Now on his second album 'A Victim Of Love', Charles Bradley moves, dances some decent jigs and manages a decent low split that would leave some 40 years younger struggling. His stage craft is bore of 40 years of gigging experience. In short he learned through experience and stacks of difficult crowds. London is simply bowled over. With an audible sweat his songs groove and his voice and story are so powerful and full of emotion, it's hard not to get caught up and both celebrate and cry with him. "Why is it so hard to make it in America" rings out in the auditorium but seconds later he says 'i love you all' . A man of faith too, Bradley uses a 5 minute jam to tell part of his story. He talks about roses and gifts of God before he says "and then there was one more rose, a black rose!". The crowd cheers and the band start up again. The soul fans are dancing on the seats and applauding, not just because of the outstanding quality, but because Charles Bradley epitomises the person who never gave up, who's being blessed and getting his reward. Watch 'Soul of America' for more.
So a tough act to follow, the bridge between the former James Brown impersonator and Daptone legend Sharon Jones, is Antibalas, a group who i'd heard of but didn't know much about. Flooding the stage with a 12 piece band, the afro-jazz groove was often hypnotic and built the audience into a different type of frenzy. The only thing the venue was missing at this point seemed to be a big dancefloor, a low ceiling and free flowing rum but it was of good stuff. An especial highlight had to be Sáré Kon Kon a 10 minute opus Fela Kuti would have been proud of. Had to buy the album after the gig too!

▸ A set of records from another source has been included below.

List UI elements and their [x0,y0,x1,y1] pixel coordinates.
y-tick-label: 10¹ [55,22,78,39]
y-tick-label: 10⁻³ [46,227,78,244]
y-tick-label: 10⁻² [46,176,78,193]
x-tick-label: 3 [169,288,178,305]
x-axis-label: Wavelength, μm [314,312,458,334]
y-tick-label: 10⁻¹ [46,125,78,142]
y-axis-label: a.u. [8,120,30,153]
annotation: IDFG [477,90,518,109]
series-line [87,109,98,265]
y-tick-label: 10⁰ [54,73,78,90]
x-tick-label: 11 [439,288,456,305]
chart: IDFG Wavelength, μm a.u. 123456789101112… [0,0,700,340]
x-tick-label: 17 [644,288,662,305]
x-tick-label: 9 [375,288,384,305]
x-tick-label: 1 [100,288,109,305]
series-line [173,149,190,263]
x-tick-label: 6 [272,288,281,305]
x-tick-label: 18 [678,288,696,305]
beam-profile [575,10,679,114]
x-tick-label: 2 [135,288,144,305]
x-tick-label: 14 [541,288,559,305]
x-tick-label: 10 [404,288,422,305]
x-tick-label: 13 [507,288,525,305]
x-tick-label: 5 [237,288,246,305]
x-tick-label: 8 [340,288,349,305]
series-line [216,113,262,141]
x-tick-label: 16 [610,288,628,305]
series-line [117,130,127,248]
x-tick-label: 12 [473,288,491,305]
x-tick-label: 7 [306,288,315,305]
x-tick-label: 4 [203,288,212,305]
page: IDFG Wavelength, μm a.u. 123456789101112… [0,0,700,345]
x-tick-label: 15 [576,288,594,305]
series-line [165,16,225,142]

Finally it was Sharon Jones who came on and to be fair was following two acts of an exceptional standard, but she is a pro. Having battled health issues 12 months ago she still had more energy than alot of youngsters, dancing across the stage, firing the crowd up and belting out some classic songs from her catalogue.
The encore involved all the bands on stage singing Sly & Family Stones 'It's a Family Affair' , a true soul vintage and great way to finish the evening.